琥珀色の誘惑 ―王国編―
さすがミシュアル王子の母上と言うべきか……。

男子禁制の後宮で息子のラブシーンに遭遇したのだ。しかもその場所は、ヌール妃以外は入ることが許されていない“祈りの間”。多少の動揺くらい見せそうだが、実に余裕綽々である。

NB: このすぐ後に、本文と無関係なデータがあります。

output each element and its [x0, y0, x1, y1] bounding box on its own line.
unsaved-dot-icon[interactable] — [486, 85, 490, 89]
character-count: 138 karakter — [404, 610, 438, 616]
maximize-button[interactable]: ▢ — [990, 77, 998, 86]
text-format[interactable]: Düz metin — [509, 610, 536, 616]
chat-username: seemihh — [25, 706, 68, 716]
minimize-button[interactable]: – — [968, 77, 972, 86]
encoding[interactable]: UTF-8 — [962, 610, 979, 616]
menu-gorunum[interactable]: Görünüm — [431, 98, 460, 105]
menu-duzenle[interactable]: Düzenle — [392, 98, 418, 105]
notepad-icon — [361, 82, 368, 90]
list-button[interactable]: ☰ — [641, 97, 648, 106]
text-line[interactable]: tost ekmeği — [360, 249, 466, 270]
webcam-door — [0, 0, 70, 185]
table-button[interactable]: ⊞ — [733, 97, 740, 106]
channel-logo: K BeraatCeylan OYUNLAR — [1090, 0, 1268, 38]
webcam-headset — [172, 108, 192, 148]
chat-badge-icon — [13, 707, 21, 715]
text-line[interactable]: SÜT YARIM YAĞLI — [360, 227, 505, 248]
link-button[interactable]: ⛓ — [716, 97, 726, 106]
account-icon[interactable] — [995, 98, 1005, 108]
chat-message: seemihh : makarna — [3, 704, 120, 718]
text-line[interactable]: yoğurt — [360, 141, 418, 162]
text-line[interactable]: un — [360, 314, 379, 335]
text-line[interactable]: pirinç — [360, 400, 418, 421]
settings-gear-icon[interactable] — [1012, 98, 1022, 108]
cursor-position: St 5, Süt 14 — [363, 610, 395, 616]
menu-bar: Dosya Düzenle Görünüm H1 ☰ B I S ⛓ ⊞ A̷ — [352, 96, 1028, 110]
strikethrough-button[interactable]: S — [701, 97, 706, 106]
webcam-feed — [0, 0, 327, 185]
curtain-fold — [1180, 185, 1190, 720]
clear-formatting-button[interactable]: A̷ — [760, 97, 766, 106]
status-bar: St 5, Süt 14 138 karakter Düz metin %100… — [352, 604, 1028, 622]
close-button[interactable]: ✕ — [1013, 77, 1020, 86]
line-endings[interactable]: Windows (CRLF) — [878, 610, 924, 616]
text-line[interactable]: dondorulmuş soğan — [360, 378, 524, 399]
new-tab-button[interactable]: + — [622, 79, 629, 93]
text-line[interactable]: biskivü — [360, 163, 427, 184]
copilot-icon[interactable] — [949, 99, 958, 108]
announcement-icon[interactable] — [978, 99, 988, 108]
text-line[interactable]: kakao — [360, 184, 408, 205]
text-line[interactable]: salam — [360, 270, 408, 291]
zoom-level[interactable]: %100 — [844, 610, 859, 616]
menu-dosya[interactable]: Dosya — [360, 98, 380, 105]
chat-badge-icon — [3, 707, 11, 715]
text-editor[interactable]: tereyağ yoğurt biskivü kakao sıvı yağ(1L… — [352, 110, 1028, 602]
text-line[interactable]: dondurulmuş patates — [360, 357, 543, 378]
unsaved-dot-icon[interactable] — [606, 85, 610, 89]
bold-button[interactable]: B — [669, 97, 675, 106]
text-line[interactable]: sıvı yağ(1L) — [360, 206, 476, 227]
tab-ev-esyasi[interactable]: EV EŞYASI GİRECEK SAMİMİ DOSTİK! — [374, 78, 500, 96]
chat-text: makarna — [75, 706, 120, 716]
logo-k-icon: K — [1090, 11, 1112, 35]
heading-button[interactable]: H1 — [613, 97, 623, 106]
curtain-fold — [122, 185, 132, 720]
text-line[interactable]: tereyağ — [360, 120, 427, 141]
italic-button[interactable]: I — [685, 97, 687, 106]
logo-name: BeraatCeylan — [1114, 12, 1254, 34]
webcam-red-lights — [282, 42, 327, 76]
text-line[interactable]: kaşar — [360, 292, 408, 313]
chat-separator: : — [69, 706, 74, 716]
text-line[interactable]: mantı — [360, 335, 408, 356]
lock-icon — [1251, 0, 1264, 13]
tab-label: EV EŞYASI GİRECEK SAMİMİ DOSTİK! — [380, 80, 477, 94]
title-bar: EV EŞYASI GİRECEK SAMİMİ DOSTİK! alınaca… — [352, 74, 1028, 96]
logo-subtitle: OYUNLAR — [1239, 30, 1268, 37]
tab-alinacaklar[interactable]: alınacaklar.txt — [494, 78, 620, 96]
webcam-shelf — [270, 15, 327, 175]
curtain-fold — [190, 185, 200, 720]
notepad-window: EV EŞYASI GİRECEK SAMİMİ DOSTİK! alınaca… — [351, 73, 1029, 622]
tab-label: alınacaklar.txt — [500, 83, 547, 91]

女官たちは物音を聞きつけても飛び込むことが出来ず、ヌール妃を起こしに行ったらしい。


「見えてたよね? さっきの」

「抱き合っていたのは一目瞭然であろうな」

「見逃してくれたってこと?」

「それは……何とも言えぬが。舞、離宮までの道は覚えているな? 護衛の女官に見つからぬよう。万に一つも見つかった時は、迷っただけだと押し切れ。下手に出ては侮られるぞ。愛想笑いは禁物だ」
 

ついさっきまでの甘いムードは消え去り、ミシュアル王子は今にも抜け道に消えてしまいそうだ。


「ねぇ、ここはどうやって閉めるの?」

「心配無用だ。私が内側から閉じる」

「もう、行っちゃうんだ」

「……舞。何を考えている」


明日、いや、もう今日である。昼にはミシュアル王子が迎えに来て、彼の宮殿に戻る予定だ。二日ほど喧嘩していたから、ミシュアル王子は舞の部屋には来なかったが……。

抱き合って眠った夜のアレコレを思い出し、舞は真っ赤になってしまう。